ANDERSON: If cartoon superheroes are your thing, check out our next "INSIDE THE MIDDLE EAST" premiering a week from Saturday on August 4 at

3:30 p.m. Abu Dhabi time. 7:30 a.m. eastern. All of that and superheroes of the Arab world.

Live from Abu Dhabi. This is CONNECT THE WORLD. Coming up, if there's anything we learned from that recording of Donald Trump speaking with his

former attorney -- you know the one I'm talking about -- it is that the President still has a soft drink of choice. More on that after this.


ANDERSON: Just before 5 to 8:00 in the UAE. You're watching CNN. This is CONNECT THE WORLD. I'm Becky Anderson for you. If you're just joining us,

you're quite late, but you are more than welcome.

In the tonight's parting shots, it's the end of the show. It is not exactly Watergate when Donald Trump gets caught on tape ordering a Coke.

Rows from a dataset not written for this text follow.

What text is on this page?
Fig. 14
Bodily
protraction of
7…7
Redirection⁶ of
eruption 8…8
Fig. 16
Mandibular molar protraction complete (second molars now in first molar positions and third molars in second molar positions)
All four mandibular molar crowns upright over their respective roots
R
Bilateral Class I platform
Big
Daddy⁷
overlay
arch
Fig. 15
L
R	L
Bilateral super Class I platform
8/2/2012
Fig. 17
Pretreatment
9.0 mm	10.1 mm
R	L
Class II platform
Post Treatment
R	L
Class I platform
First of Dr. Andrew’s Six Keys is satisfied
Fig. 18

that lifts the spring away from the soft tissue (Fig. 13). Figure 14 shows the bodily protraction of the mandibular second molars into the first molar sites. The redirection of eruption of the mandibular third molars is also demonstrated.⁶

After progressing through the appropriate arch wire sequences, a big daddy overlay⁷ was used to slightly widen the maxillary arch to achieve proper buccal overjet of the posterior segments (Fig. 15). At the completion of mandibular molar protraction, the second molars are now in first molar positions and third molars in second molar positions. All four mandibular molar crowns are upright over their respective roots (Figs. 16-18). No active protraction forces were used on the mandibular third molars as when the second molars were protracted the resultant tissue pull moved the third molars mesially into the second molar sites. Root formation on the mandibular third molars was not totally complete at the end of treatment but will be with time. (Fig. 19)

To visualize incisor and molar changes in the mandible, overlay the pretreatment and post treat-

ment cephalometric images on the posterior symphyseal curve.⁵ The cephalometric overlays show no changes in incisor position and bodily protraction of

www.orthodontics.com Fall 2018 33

CNN's Jeanne Moos reports on why the secretly recorded conversation is so popular.


JEANNE MOOS, CNN NATIONAL NEWS CORRESPONDENT (voice-over): Talk about grasping at straws. Have you heard the juiciest part of the Trump/Cohen


TRUMP: Give me a Coke, please.

MOOS: Incontrovertible evidence of the thirsty President.

TRUMP: Get me a coke, please.

MOOS: Living up to his reputation for daily consumption of. --


JORDAN KLEPPER, COMEDY CENTRAL, THE OPPOSITION: That's 144 ounces of President fuel.

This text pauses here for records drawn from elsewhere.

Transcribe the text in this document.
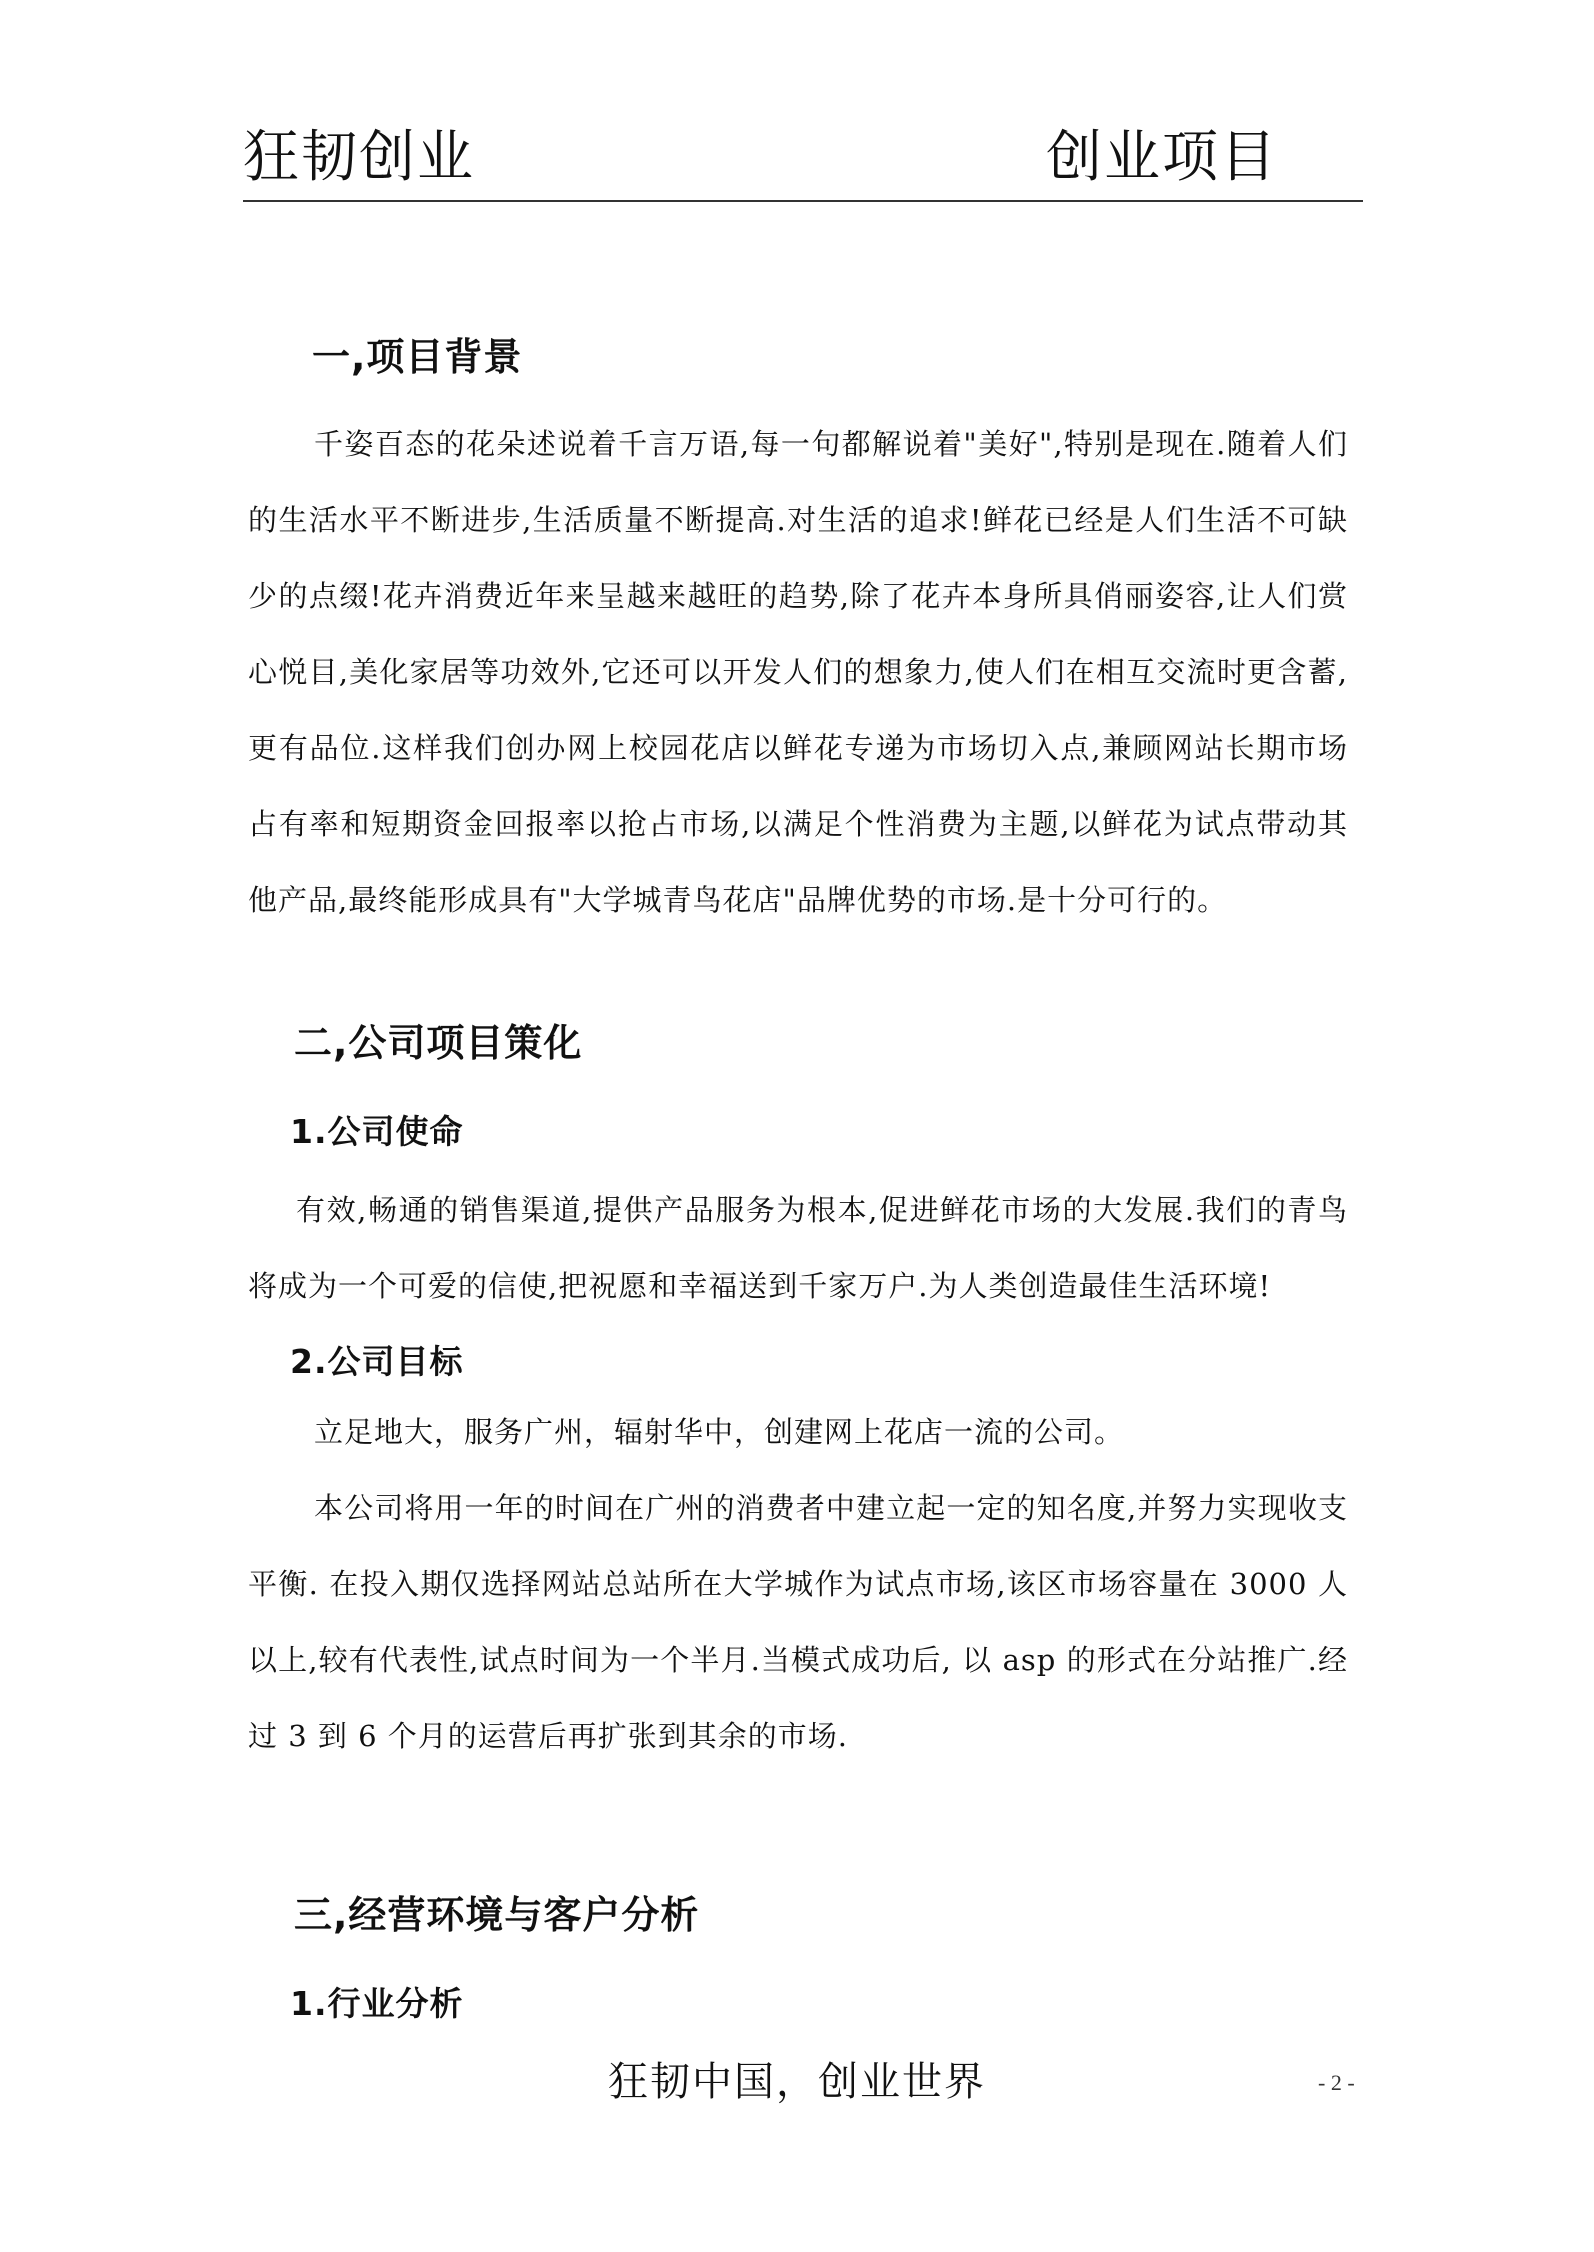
狂韧创业	创业项目
一,项目背景

千姿百态的花朵述说着千言万语,每一句都解说着"美好",特别是现在.随着人们的生活水平不断进步,生活质量不断提高.对生活的追求!鲜花已经是人们生活不可缺少的点缀!花卉消费近年来呈越来越旺的趋势,除了花卉本身所具俏丽姿容,让人们赏心悦目,美化家居等功效外,它还可以开发人们的想象力,使人们在相互交流时更含蓄,更有品位.这样我们创办网上校园花店以鲜花专递为市场切入点,兼顾网站长期市场占有率和短期资金回报率以抢占市场,以满足个性消费为主题,以鲜花为试点带动其他产品,最终能形成具有"大学城青鸟花店"品牌优势的市场.是十分可行的。

二,公司项目策化
1.公司使命

有效,畅通的销售渠道,提供产品服务为根本,促进鲜花市场的大发展.我们的青鸟将成为一个可爱的信使,把祝愿和幸福送到千家万户.为人类创造最佳生活环境!

2.公司目标

立足地大，服务广州，辐射华中，创建网上花店一流的公司。

本公司将用一年的时间在广州的消费者中建立起一定的知名度,并努力实现收支平衡. 在投入期仅选择网站总站所在大学城作为试点市场,该区市场容量在 3000 人以上,较有代表性,试点时间为一个半月.当模式成功后, 以 asp 的形式在分站推广.经过 3 到 6 个月的运营后再扩张到其余的市场.

三,经营环境与客户分析
1.行业分析
狂韧中国，创业世界	- 2 -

MOOS: You'd be surprised how many commenters tweeted, my favorite part is when he yells, "get me a coke, please." Others ranked it up with "mom, the

meatloaf". From "Wedding Crashers "

WILL FERRELL, CHAZZ REINHOLD IN WEDDING CRASHERS: Hey, Ma, could we get some meatloaf?

MOOS: There were comparisons to JFK my fellow Americans --

JOHN FITZGERALD KENNEDY, FORMER U.S. PRESIDENT: Ask not what your country can do for you. Ask --

TRUMP: Get me a coke please.

MOOS: But there was one thing that got the most comments that even critics found pleasing.

@REALDCJ23: Wow, he said please.

@LADYAND BILLS: He said Please? Must be a fake.

@CAPITALISHCUTTY: Trump says, please to the help.

That's my President.

MOOS: He hasn't always been complementary about his favorite beverage.

Tweeting, I have never seen a thin person drinking Diet Coke.

And --

I'll still keep drinking that garbage.

Jimmy Fallon once chronicled the President's behavior as he downed his daily dozen.

TRUMP: The American dream is dead.

Bing, bing, bong, and that.

God bless the united church.

MOOS: Now he has a red button on his oval office desk to push when he wants a Coke. But when he was a candidate, he actually had to speak.

TRUMP: Get me a coke, please.

MOOS: As one commenter noted, things including hush money go better with Coke.

Jeanne Moos, CNN, New York.


[11:55:00] ANDERSON: A lot more on what we are covering on the web site. Let us know what you think about any of the stories that we've

covered for you this week. is how you can touch base with us. Offline as it were or off TV and online. And before we

leave you, a reminder of our top story this hour.

U.S. President Donald Trump arriving in Iowa just moments ago on the Midwestern tour. It takes him to the heart of areas affected by Chinese

and EU retaliatory tariffs. He will be meeting with business leaders there and no doubt hearing from those hit hardest by the situation. So, he is

enjoying the crowds and looking relatively happy as he de-boards in Iowa.

I'm Becky Anderson. That was CONNECT THE WORLD. From the team here working with me in Abu Dhabi, in Atlanta and in London, thank you for

watching. The news, of course, continues here on CNN. "QUEST EXPRESS" is next. Stay with us.